L’apprentissage permet à l’homme de parvenir à maitriser ses instincts. L’enfant, comme l’animal est esclave de ses instincts. Il lui faut apprendre, par exemple, le respect de la liberté d’autrui, par la maîtrise de ses instincts naturels. On devient libre par autodiscipline, par obéissance volontaire à une loi rationnelle, qu’on appelle autonomie. C’est le point de vue que défend Rousseau, lorsqu’il écrit : « L’obéissance à la loi que l’on s’est prescrite est liberté ». En effet, comme dit précédemment l’homme qui a le choix est un homme libre. Or ce choix doit se faire sans que l’homme ne soit plus tenter par un choix que par l’autre, l’homme doit choisir après réflexion et non à cause de penchants. L’homme doit par conséquent apprendre à maîtriser ses instincts et ses envies. Reprenons l’exemple de l’enfant qui est un être totalement soumis à ses instincts : « Ainsi croit le bébé aspirer librement au lait, et l’enfant en colère vouloir la vengeance, et le peureux la fuite. Si bien que l’expérience elle même montre que les hommes se croient libres pour la seule raison qu’ils sont conscients de leurs actions, et ignorants des causes pas quoi elles sont déterminées. » Spinoza, Ethiques, IIIè partie, Scolie de la prop.2. L’homme peut donc, à force de travail, apprendre à maîtriser ses envies : Kant, dans Critique de la raison pratique : « Tout individu peu importe la force de ses penchants peut toujours y résister.
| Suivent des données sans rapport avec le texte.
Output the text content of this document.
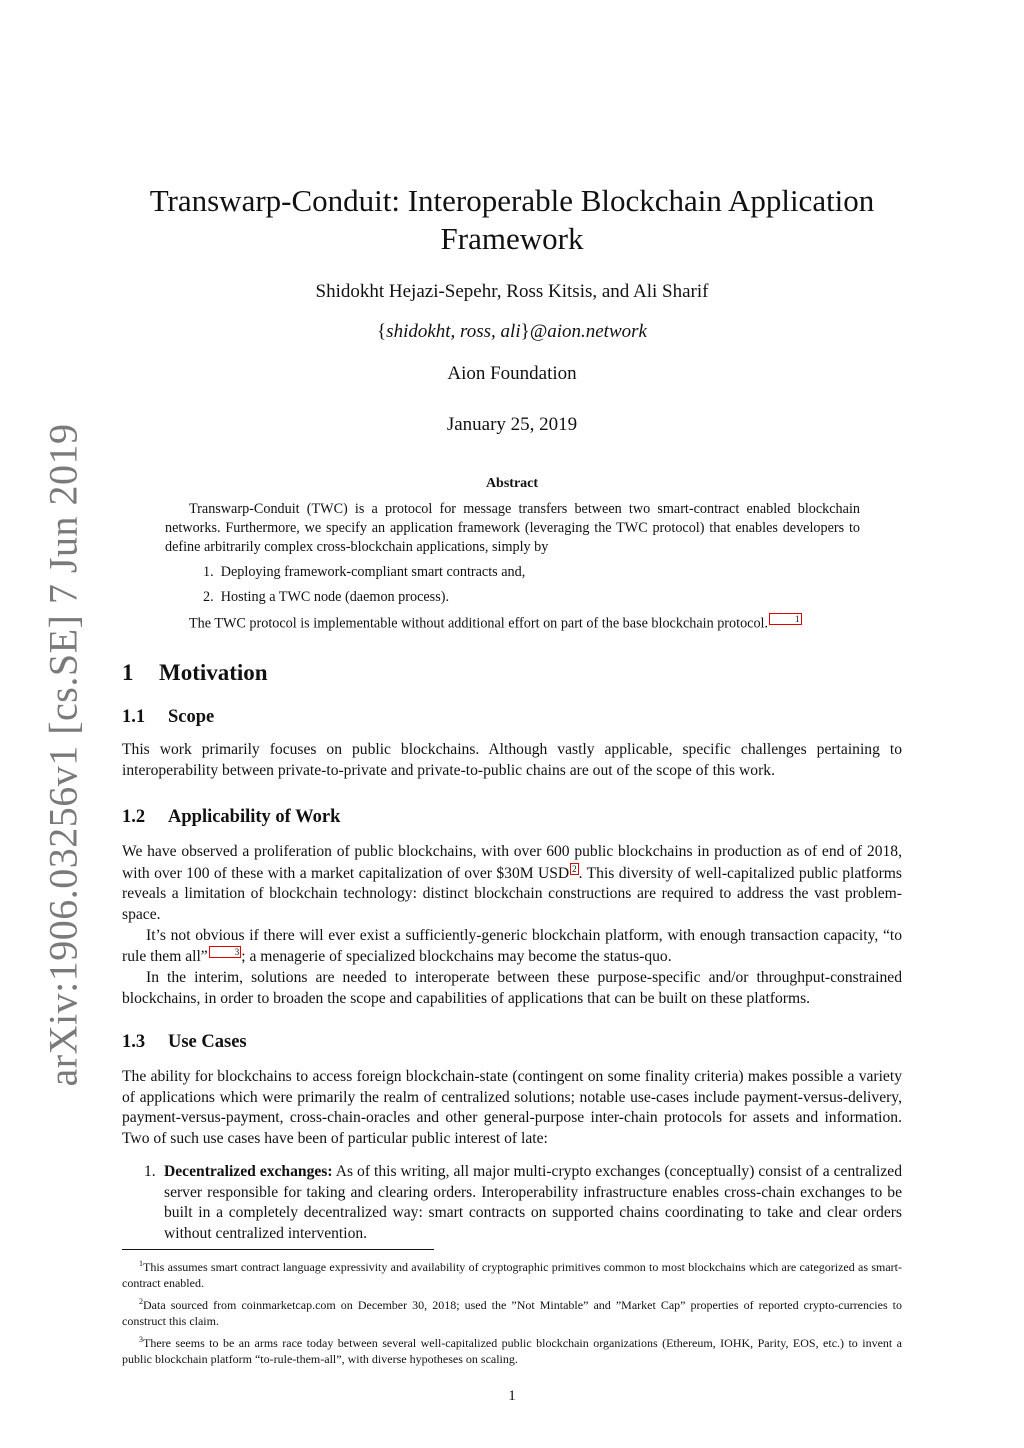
arXiv:1906.03256v1 [cs.SE] 7 Jun 2019
Transwarp-Conduit: Interoperable Blockchain Application
Framework
Shidokht Hejazi-Sepehr, Ross Kitsis, and Ali Sharif
{shidokht, ross, ali}@aion.network
Aion Foundation
January 25, 2019
Abstract

Transwarp-Conduit (TWC) is a protocol for message transfers between two smart-contract enabled blockchain networks. Furthermore, we specify an application framework (leveraging the TWC protocol) that enables developers to define arbitrarily complex cross-blockchain applications, simply by

1. Deploying framework-compliant smart contracts and,
2. Hosting a TWC node (daemon process).

The TWC protocol is implementable without additional effort on part of the base blockchain protocol.	1

1 Motivation
1.1 Scope

This work primarily focuses on public blockchains. Although vastly applicable, specific challenges pertaining to interoperability between private-to-private and private-to-public chains are out of the scope of this work.

1.2 Applicability of Work

We have observed a proliferation of public blockchains, with over 600 public blockchains in production as of end of 2018, with over 100 of these with a market capitalization of over $30M USD 2 . This diversity of well-capitalized public platforms reveals a limitation of blockchain technology: distinct blockchain constructions are required to address the vast problem-space.

It’s not obvious if there will ever exist a sufficiently-generic blockchain platform, with enough transaction capacity, “to rule them all”	3 ; a menagerie of specialized blockchains may become the status-quo.

In the interim, solutions are needed to interoperate between these purpose-specific and/or throughput-constrained blockchains, in order to broaden the scope and capabilities of applications that can be built on these platforms.

1.3 Use Cases

The ability for blockchains to access foreign blockchain-state (contingent on some finality criteria) makes possible a variety of applications which were primarily the realm of centralized solutions; notable use-cases include payment-versus-delivery, payment-versus-payment, cross-chain-oracles and other general-purpose inter-chain protocols for assets and information. Two of such use cases have been of particular public interest of late:

1. Decentralized exchanges: As of this writing, all major multi-crypto exchanges (conceptually) consist of a centralized server responsible for taking and clearing orders. Interoperability infrastructure enables cross-chain exchanges to be built in a completely decentralized way: smart contracts on supported chains coordinating to take and clear orders without centralized intervention.

$^1$This assumes smart contract language expressivity and availability of cryptographic primitives common to most blockchains which are categorized as smart-contract enabled.

$^2$Data sourced from coinmarketcap.com on December 30, 2018; used the ”Not Mintable” and ”Market Cap” properties of reported crypto-currencies to construct this claim.

$^3$There seems to be an arms race today between several well-capitalized public blockchain organizations (Ethereum, IOHK, Parity, EOS, etc.) to invent a public blockchain platform “to-rule-them-all”, with diverse hypotheses on scaling.

1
Nous savons tous que nous pourrions résister face à la crainte de ce maître absolu qu’est la mort ».

Les hommes en fonction de leur parcours dans la vie serait alors plus ou moins libres, car plus ou moins aptes à se maîtriser et savants. Mais existe-t-il différents degrés de liberté ? Peut-on fractionner une notion comme la liberté ? Ceci amènerait l’homme sur la voie d’une liberté illusoire.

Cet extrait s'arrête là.